The prices these builders charge … it's criminal.

My neighbour saved himself a fortune building his own garage."

In all building projects, things go wrong. They don't always go wrong in the same place, or at the same time, or to the same degree, but they always go wrong. Everyone in the professional team knows this, everyone on the construction team knows this. Novice clients don't know this. An experienced team working together sees to it that the client doesn't suffer too much, and preferably only discovers problems after they have been resolved. This happens even if the various parties have never worked together, so long as everyone understands their role.

One of the effects of the lottery bonanza has been to create a group of clients with great ambition but little building experience. These enthusiastic people, who can manage to stage Aïda in a Nissen hut but who can't manage to replace the toilets properly, can suddenly find themselves in charge of a multimillion-pound building budget.
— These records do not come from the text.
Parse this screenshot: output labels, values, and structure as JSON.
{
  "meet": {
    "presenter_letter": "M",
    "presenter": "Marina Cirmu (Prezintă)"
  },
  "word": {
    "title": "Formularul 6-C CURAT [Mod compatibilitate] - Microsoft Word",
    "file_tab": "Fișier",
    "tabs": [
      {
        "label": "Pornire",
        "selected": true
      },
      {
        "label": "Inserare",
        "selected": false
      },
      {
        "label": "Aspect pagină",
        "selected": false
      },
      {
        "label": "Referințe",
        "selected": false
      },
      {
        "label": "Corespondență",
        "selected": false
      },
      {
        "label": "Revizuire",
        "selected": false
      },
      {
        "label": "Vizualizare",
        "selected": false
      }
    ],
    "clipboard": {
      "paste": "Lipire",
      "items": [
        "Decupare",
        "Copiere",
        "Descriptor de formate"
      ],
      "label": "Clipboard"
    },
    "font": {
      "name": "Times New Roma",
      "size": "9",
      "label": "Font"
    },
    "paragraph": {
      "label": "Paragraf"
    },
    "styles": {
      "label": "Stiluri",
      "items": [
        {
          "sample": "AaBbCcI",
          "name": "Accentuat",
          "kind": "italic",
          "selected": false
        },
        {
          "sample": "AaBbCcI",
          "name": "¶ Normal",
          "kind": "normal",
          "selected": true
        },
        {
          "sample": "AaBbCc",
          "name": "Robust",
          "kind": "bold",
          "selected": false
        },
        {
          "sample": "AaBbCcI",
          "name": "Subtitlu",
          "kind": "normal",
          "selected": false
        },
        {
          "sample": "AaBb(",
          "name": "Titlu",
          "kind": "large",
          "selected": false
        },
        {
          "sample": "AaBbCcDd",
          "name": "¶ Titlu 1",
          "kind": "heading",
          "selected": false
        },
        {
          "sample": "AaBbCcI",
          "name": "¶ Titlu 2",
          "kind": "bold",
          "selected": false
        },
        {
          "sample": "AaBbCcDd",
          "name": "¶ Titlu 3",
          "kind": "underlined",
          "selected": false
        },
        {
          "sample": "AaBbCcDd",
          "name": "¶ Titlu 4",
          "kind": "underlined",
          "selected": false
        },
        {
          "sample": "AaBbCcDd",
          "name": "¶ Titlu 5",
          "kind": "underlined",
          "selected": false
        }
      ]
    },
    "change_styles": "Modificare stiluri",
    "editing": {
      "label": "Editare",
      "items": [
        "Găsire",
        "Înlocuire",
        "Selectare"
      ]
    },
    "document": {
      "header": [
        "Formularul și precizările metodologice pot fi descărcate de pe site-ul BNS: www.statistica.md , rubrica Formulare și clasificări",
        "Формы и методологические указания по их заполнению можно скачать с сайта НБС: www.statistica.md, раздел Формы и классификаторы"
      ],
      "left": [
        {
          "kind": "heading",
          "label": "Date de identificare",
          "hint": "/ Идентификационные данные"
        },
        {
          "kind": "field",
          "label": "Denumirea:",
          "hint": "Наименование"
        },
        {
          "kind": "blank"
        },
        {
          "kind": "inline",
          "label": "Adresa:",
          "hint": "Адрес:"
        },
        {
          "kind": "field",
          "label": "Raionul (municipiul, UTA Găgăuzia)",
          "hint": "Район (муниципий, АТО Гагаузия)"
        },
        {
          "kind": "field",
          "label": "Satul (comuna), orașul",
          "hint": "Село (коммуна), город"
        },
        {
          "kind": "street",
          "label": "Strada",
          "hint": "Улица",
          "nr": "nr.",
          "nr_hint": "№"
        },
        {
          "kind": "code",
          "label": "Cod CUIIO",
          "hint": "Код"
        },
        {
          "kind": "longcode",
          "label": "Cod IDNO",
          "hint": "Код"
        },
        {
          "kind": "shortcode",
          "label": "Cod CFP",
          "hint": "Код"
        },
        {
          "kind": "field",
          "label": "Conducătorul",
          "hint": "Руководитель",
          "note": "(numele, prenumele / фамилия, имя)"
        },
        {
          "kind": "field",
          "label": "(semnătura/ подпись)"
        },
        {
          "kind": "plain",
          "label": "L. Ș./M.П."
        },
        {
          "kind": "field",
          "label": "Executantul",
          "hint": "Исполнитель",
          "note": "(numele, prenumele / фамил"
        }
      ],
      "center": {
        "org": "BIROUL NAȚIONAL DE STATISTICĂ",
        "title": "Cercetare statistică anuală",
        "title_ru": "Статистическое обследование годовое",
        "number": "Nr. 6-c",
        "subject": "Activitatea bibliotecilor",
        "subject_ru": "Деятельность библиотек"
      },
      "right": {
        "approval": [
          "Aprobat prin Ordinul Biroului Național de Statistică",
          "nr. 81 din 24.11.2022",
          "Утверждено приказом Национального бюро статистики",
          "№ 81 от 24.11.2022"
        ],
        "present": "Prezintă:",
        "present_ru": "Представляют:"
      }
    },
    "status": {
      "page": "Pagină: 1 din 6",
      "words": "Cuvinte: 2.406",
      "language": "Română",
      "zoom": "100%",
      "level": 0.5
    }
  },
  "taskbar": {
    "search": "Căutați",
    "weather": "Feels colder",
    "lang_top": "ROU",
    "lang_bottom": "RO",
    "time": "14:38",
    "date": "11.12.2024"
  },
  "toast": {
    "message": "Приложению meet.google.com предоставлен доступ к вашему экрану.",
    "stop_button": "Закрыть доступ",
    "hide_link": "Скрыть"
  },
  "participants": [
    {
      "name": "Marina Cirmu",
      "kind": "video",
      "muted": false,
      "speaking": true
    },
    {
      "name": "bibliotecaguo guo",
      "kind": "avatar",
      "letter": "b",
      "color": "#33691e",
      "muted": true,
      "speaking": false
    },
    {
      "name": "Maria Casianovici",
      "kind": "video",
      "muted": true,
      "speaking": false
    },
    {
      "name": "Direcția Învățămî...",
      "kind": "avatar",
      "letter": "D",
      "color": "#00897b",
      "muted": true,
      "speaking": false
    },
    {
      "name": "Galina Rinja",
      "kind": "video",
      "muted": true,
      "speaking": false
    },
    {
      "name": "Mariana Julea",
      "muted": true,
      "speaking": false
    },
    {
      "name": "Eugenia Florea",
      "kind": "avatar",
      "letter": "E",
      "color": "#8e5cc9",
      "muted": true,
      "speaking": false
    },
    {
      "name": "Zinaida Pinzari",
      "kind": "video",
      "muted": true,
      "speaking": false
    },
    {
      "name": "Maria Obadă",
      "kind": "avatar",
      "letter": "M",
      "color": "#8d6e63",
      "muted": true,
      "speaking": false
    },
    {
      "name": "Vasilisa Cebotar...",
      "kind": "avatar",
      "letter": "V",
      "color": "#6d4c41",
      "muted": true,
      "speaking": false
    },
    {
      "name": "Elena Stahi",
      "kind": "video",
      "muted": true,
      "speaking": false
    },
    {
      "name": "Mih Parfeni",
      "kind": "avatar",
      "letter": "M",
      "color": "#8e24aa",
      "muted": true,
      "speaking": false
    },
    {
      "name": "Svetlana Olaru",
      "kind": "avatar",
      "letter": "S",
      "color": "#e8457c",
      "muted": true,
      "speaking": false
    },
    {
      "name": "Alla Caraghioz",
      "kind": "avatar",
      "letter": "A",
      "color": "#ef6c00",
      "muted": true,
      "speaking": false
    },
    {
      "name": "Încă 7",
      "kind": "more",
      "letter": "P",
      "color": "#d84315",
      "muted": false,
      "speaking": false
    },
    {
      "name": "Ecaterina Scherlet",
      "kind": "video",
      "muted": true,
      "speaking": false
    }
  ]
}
The current funding mantra of "try a new procurement system every five minutes", spearheaded by bean-counters and the Egan brigade, means novice clients are being encouraged to enter into novel forms of procurement where the traditional role of the architect, their principal adviser, has been sidelined as part of an inappropriate efficiency drive. These new procurement methods remove a service traditionally provided (and charged for) by one party and include it as part of the duties of another, in the hope that the charge will disappear.

While everyone in the building process is having a miserable time, it is business as usual for lawyers

Building's report on Stoke City's theatre project (21 September, page 17) offers a cautionary tale for clients who are offered novel procurement methods. A firm of extremely experienced theatre architects, which had nursed Stoke council's project through the lottery funding process, found itself having to sue for additional fees (£1.25m) as a result of additional work it had been put to during the construction process. Rather than pay this, its client was advised to mount a counterclaim and then subject this to the full circus of the law. After more than two years at arbitration, the council agreed to pay the architect's fees as requested.
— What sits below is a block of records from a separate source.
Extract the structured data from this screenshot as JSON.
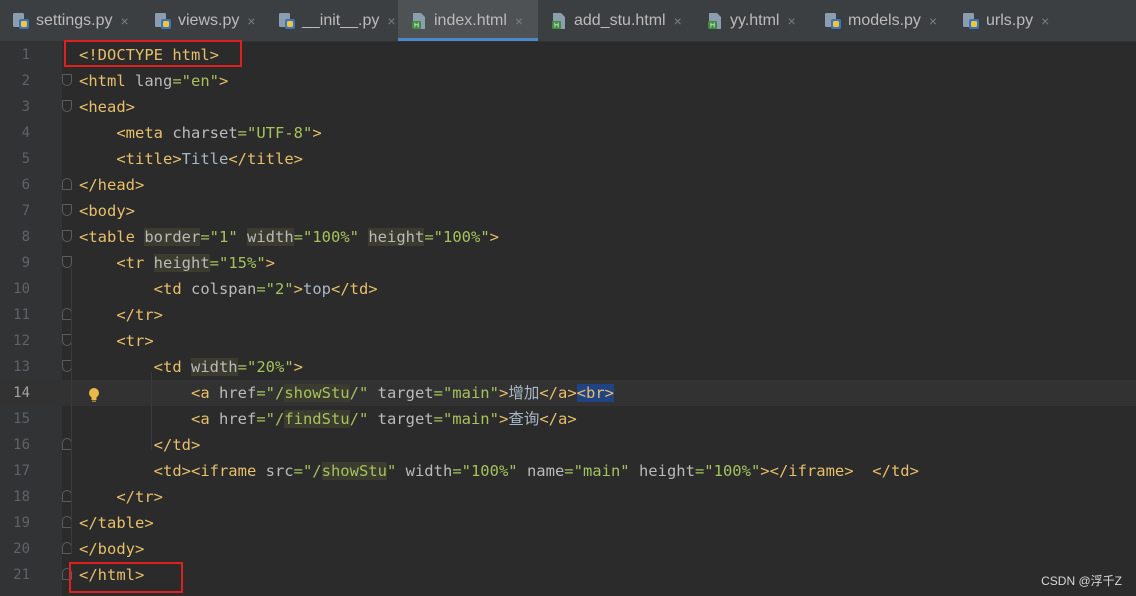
{
  "tabs": [
    {
      "label": "settings.py",
      "icon": "python-file-icon",
      "active": false
    },
    {
      "label": "views.py",
      "icon": "python-file-icon",
      "active": false
    },
    {
      "label": "__init__.py",
      "icon": "python-file-icon",
      "active": false
    },
    {
      "label": "index.html",
      "icon": "html-file-icon",
      "active": true
    },
    {
      "label": "add_stu.html",
      "icon": "html-file-icon",
      "active": false
    },
    {
      "label": "yy.html",
      "icon": "html-file-icon",
      "active": false
    },
    {
      "label": "models.py",
      "icon": "python-file-icon",
      "active": false
    },
    {
      "label": "urls.py",
      "icon": "python-file-icon",
      "active": false
    }
  ],
  "close_glyph": "×",
  "colors": {
    "tag": "#e8bf6a",
    "attr": "#bababa",
    "value": "#a5c25c",
    "text": "#a9b7c6",
    "highlight_box": "#e0201e",
    "active_tab_underline": "#4a88c7"
  },
  "editor": {
    "caret_line": 14,
    "lines": [
      {
        "n": "1",
        "fold": "",
        "tokens": [
          {
            "c": "t",
            "s": "<!DOCTYPE html>"
          }
        ]
      },
      {
        "n": "2",
        "fold": "start",
        "tokens": [
          {
            "c": "t",
            "s": "<html "
          },
          {
            "c": "a",
            "s": "lang"
          },
          {
            "c": "v",
            "s": "=\"en\""
          },
          {
            "c": "t",
            "s": ">"
          }
        ]
      },
      {
        "n": "3",
        "fold": "start",
        "tokens": [
          {
            "c": "t",
            "s": "<head>"
          }
        ]
      },
      {
        "n": "4",
        "fold": "",
        "tokens": [
          {
            "c": "x",
            "s": "    "
          },
          {
            "c": "t",
            "s": "<meta "
          },
          {
            "c": "a",
            "s": "charset"
          },
          {
            "c": "v",
            "s": "=\"UTF-8\""
          },
          {
            "c": "t",
            "s": ">"
          }
        ]
      },
      {
        "n": "5",
        "fold": "",
        "tokens": [
          {
            "c": "x",
            "s": "    "
          },
          {
            "c": "t",
            "s": "<title>"
          },
          {
            "c": "x",
            "s": "Title"
          },
          {
            "c": "t",
            "s": "</title>"
          }
        ]
      },
      {
        "n": "6",
        "fold": "end",
        "tokens": [
          {
            "c": "t",
            "s": "</head>"
          }
        ]
      },
      {
        "n": "7",
        "fold": "start",
        "tokens": [
          {
            "c": "t",
            "s": "<body>"
          }
        ]
      },
      {
        "n": "8",
        "fold": "start",
        "tokens": [
          {
            "c": "t",
            "s": "<table "
          },
          {
            "c": "a hl",
            "s": "border"
          },
          {
            "c": "v",
            "s": "=\"1\" "
          },
          {
            "c": "a hl",
            "s": "width"
          },
          {
            "c": "v",
            "s": "=\"100%\" "
          },
          {
            "c": "a hl",
            "s": "height"
          },
          {
            "c": "v",
            "s": "=\"100%\""
          },
          {
            "c": "t",
            "s": ">"
          }
        ]
      },
      {
        "n": "9",
        "fold": "start",
        "tokens": [
          {
            "c": "x",
            "s": "    "
          },
          {
            "c": "t",
            "s": "<tr "
          },
          {
            "c": "a hl",
            "s": "height"
          },
          {
            "c": "v",
            "s": "=\"15%\""
          },
          {
            "c": "t",
            "s": ">"
          }
        ]
      },
      {
        "n": "10",
        "fold": "",
        "tokens": [
          {
            "c": "x",
            "s": "        "
          },
          {
            "c": "t",
            "s": "<td "
          },
          {
            "c": "a",
            "s": "colspan"
          },
          {
            "c": "v",
            "s": "=\"2\""
          },
          {
            "c": "t",
            "s": ">"
          },
          {
            "c": "x",
            "s": "top"
          },
          {
            "c": "t",
            "s": "</td>"
          }
        ]
      },
      {
        "n": "11",
        "fold": "end",
        "tokens": [
          {
            "c": "x",
            "s": "    "
          },
          {
            "c": "t",
            "s": "</tr>"
          }
        ]
      },
      {
        "n": "12",
        "fold": "start",
        "tokens": [
          {
            "c": "x",
            "s": "    "
          },
          {
            "c": "t",
            "s": "<tr>"
          }
        ]
      },
      {
        "n": "13",
        "fold": "start",
        "tokens": [
          {
            "c": "x",
            "s": "        "
          },
          {
            "c": "t",
            "s": "<td "
          },
          {
            "c": "a hl",
            "s": "width"
          },
          {
            "c": "v",
            "s": "=\"20%\""
          },
          {
            "c": "t",
            "s": ">"
          }
        ]
      },
      {
        "n": "14",
        "fold": "",
        "tokens": [
          {
            "c": "x",
            "s": "            "
          },
          {
            "c": "t",
            "s": "<a "
          },
          {
            "c": "a",
            "s": "href"
          },
          {
            "c": "v",
            "s": "=\"/"
          },
          {
            "c": "v hl",
            "s": "showStu"
          },
          {
            "c": "v",
            "s": "/\" "
          },
          {
            "c": "a",
            "s": "target"
          },
          {
            "c": "v",
            "s": "=\"main\""
          },
          {
            "c": "t",
            "s": ">"
          },
          {
            "c": "x",
            "s": "增加"
          },
          {
            "c": "t",
            "s": "</a>"
          },
          {
            "c": "t brh",
            "s": "<br>"
          }
        ]
      },
      {
        "n": "15",
        "fold": "",
        "tokens": [
          {
            "c": "x",
            "s": "            "
          },
          {
            "c": "t",
            "s": "<a "
          },
          {
            "c": "a",
            "s": "href"
          },
          {
            "c": "v",
            "s": "=\"/"
          },
          {
            "c": "v hl",
            "s": "findStu"
          },
          {
            "c": "v",
            "s": "/\" "
          },
          {
            "c": "a",
            "s": "target"
          },
          {
            "c": "v",
            "s": "=\"main\""
          },
          {
            "c": "t",
            "s": ">"
          },
          {
            "c": "x",
            "s": "查询"
          },
          {
            "c": "t",
            "s": "</a>"
          }
        ]
      },
      {
        "n": "16",
        "fold": "end",
        "tokens": [
          {
            "c": "x",
            "s": "        "
          },
          {
            "c": "t",
            "s": "</td>"
          }
        ]
      },
      {
        "n": "17",
        "fold": "",
        "tokens": [
          {
            "c": "x",
            "s": "        "
          },
          {
            "c": "t",
            "s": "<td><iframe "
          },
          {
            "c": "a",
            "s": "src"
          },
          {
            "c": "v",
            "s": "=\"/"
          },
          {
            "c": "v hl",
            "s": "showStu"
          },
          {
            "c": "v",
            "s": "\" "
          },
          {
            "c": "a",
            "s": "width"
          },
          {
            "c": "v",
            "s": "=\"100%\" "
          },
          {
            "c": "a",
            "s": "name"
          },
          {
            "c": "v",
            "s": "=\"main\" "
          },
          {
            "c": "a",
            "s": "height"
          },
          {
            "c": "v",
            "s": "=\"100%\""
          },
          {
            "c": "t",
            "s": "></iframe>"
          },
          {
            "c": "x",
            "s": "  "
          },
          {
            "c": "t",
            "s": "</td>"
          }
        ]
      },
      {
        "n": "18",
        "fold": "end",
        "tokens": [
          {
            "c": "x",
            "s": "    "
          },
          {
            "c": "t",
            "s": "</tr>"
          }
        ]
      },
      {
        "n": "19",
        "fold": "end",
        "tokens": [
          {
            "c": "t",
            "s": "</table>"
          }
        ]
      },
      {
        "n": "20",
        "fold": "end",
        "tokens": [
          {
            "c": "t",
            "s": "</body>"
          }
        ]
      },
      {
        "n": "21",
        "fold": "end",
        "tokens": [
          {
            "c": "t",
            "s": "</html>"
          }
        ]
      }
    ]
  },
  "watermark": "CSDN @浮千Z"
}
Anyone who has had to defend a counterclaim knows what an expensive and unpleasant business it is. What seems particularly out of proportion in this case is the scale of the on-costs that the council has incurred. Not only does it have to pay the architect's legal fees in defending the counterclaim (twice the architect's fee) but also those of its own legal advisers for prosecuting it. Arbitration is supposed to "streamline the matter of dispute resolution", yet this process has cost the council nearly £8m in total, almost a third of the cost of developing and building the two theatres.

Construction delivers a huge variety of projects of extreme physical and practical complexity. Getting things built is difficult enough even when everyone knows the score and is being paid properly to do their bit. Yet the industry is being constantly harassed to streamline its act and adopt novel contracts and methods of working. A cynic might note that when things go wrong, and everyone involved in the actual building process has a bloody miserable time of it, it is business as usual for our colleagues in the legal profession.